Así como los líderes mexicanos suelen jactarse de sus ancestros indígenas, Zea rescata con naturalidad a los antepasados tlascaltecas que tiene por el lado materno. Cuenta que a su padre (de quien heredó el apellido vasco) no lo conoció. “Estaba metido en la Revolución, y cuando yo tenía diez años vino a verme, me dijo que era mi padre y me regaló cien pesos. Nunca más lo vi. Después supe que lo mataron”. Fue su abuela materna la que lo crió y se preocupó por educarlo. Ella también había sido abandonada por su marido, un soldado de las tropas de Juárez que en el siglo anterior luchaban contra el emperador Maximiliano y los invasores franceses. 

            Zea evoca haber contemplado, de la mano de su abuela, el paso de los legendarios héroes campesinos Pancho Villa y Emiliano Zapata, atravesando las calles de la ciudad de México para llegar al Palacio Nacional. Aunque sus primeros maestros fueron los jesuitas y los sacerdotes del Colegio Lassalle, nunca lo convencieron. Repitiendo un dicho popular, él confiesa creer en Dios “pero no en los curas”. Durante su juventud acompañó las luchas políticas de José Vasconcelos y estudió filosofía, mientras trabajaba como mensajero en la compañía de Telégrafos. Alumno del emigrado español José Gaos, éste lo incitó a emprender su carrera académica.  
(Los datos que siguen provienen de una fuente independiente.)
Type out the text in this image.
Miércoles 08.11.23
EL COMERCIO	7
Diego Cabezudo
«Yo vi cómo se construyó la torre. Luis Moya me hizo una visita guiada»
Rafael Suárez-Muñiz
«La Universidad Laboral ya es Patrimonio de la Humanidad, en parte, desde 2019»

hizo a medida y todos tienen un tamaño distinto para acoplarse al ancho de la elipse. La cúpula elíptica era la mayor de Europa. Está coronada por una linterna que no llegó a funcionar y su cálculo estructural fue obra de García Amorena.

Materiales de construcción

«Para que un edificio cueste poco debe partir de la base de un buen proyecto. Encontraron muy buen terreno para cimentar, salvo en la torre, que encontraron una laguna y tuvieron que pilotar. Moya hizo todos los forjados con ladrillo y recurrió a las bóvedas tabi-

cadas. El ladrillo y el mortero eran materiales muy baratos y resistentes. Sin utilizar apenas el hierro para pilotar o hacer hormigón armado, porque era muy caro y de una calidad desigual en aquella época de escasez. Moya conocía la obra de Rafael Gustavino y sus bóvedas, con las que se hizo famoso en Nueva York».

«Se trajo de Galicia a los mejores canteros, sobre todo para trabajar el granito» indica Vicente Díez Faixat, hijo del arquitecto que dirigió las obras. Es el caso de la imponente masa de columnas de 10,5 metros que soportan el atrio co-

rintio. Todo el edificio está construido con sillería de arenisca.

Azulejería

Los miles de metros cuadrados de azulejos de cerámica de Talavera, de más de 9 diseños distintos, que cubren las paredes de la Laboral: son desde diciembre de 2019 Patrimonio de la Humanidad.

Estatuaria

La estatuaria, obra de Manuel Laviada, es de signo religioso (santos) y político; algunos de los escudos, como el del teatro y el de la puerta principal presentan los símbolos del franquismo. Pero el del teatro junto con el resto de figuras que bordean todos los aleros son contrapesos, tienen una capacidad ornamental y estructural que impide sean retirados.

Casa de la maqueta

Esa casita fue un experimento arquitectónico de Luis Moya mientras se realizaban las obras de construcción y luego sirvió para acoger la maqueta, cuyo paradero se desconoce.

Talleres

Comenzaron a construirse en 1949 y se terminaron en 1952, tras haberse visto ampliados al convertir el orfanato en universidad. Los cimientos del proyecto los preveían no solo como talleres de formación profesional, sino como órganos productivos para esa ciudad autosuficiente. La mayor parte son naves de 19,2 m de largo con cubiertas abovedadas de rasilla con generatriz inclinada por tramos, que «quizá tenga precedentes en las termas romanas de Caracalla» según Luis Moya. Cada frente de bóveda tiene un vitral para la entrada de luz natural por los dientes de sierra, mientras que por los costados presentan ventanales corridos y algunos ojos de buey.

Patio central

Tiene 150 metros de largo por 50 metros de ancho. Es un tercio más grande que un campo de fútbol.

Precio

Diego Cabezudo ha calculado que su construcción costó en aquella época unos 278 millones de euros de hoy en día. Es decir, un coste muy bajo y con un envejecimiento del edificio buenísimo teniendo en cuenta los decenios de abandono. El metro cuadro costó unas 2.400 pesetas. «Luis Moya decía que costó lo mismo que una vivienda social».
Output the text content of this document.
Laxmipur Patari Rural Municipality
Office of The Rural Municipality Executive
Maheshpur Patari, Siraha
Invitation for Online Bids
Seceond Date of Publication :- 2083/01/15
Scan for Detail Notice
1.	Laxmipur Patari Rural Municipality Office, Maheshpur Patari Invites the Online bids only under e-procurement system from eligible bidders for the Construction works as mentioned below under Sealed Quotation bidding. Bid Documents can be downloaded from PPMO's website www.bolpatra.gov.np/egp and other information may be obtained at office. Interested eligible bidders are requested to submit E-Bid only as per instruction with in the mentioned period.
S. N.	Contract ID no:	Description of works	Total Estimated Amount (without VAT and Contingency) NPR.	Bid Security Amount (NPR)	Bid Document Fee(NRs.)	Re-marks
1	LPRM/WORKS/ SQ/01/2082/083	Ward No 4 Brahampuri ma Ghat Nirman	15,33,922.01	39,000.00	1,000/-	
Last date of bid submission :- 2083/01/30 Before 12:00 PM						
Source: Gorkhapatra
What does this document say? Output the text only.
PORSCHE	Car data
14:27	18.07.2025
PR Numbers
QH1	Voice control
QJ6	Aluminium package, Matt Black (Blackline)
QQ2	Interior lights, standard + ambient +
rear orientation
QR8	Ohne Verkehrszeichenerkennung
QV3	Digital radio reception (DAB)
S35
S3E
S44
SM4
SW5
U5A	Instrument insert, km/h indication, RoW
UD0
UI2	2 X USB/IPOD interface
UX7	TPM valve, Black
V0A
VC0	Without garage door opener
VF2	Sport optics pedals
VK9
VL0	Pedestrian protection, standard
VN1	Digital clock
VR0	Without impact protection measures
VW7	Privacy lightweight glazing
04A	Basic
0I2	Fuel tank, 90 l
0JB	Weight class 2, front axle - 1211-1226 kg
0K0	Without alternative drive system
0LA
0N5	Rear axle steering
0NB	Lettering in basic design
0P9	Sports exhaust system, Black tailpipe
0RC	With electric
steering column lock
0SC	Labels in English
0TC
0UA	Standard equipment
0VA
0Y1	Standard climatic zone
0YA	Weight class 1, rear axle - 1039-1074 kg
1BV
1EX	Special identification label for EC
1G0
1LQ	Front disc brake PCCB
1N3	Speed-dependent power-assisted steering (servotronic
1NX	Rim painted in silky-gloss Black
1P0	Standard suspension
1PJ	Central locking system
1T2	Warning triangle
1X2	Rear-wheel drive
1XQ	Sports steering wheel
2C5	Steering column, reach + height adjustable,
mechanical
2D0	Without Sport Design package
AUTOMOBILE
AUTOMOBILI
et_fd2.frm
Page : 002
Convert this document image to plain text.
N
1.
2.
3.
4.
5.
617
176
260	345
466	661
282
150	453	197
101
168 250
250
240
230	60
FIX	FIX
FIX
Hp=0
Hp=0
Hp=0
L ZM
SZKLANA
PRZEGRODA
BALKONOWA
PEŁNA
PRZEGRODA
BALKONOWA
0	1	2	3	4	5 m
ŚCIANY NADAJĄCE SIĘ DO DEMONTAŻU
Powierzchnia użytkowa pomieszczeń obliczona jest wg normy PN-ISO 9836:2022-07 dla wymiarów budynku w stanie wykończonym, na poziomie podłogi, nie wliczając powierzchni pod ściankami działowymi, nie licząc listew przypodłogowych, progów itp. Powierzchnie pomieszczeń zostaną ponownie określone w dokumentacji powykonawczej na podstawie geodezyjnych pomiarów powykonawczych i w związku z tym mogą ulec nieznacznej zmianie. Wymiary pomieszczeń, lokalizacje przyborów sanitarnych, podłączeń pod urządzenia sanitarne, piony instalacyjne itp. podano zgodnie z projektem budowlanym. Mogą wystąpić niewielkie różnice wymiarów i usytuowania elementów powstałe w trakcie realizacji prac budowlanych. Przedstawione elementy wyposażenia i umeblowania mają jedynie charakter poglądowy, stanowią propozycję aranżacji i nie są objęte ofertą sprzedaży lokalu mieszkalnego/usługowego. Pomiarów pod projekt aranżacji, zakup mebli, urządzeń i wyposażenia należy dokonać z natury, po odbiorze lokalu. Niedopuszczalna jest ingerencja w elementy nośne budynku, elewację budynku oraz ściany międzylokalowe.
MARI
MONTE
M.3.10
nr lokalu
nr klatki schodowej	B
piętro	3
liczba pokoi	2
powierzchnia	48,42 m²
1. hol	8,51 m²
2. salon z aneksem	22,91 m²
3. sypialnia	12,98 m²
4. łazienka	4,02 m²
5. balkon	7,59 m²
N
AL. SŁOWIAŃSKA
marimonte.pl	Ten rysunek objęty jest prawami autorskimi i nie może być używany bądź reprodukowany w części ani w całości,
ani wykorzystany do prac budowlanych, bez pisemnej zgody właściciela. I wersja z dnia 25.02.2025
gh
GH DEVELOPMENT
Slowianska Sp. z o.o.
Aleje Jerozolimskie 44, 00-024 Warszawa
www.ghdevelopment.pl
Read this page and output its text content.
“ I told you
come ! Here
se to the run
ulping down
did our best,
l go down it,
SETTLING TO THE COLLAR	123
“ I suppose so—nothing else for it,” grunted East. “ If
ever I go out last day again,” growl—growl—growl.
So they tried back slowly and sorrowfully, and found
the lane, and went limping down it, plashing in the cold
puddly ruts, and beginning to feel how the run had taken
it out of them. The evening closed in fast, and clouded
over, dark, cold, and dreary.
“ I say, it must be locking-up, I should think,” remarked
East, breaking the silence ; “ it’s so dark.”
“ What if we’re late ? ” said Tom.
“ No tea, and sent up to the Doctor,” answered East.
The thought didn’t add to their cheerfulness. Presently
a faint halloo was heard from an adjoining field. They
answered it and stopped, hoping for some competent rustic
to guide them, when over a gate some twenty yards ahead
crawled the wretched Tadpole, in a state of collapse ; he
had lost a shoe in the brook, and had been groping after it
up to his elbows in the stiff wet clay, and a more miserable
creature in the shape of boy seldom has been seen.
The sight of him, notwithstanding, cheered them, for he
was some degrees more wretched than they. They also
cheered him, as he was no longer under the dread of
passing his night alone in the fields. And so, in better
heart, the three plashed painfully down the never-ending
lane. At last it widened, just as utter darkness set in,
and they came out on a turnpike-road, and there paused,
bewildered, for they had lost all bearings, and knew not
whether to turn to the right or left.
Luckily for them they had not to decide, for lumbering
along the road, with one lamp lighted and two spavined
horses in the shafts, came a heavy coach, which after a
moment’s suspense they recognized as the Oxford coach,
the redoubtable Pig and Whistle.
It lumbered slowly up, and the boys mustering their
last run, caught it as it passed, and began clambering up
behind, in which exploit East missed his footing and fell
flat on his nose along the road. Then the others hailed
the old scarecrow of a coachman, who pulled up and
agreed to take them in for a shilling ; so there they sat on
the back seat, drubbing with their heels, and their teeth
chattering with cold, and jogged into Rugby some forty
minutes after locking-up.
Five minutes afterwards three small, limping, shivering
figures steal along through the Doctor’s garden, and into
            Sus propuestas filosóficas tuvieron ecos entusiastas y también críticos. El sociólogo mexicano González Casanova escribió que la indagación de la identidad latinoamericana era tan ilusoria como “buscar un mirlo blanco”, y Zea le replicó que esa ave existe, porque su búsqueda permanente es una de las formas de nuestra identidad. Por otra parte, contra la opinión de otros analistas de su país, vio en el primer peronismo y en el varguismo brasileño el empuje de las mismas fuerzas sociales que inspiraron la Revolución Mexicana de 1910 y las reformas del período de Lázaro Cárdenas.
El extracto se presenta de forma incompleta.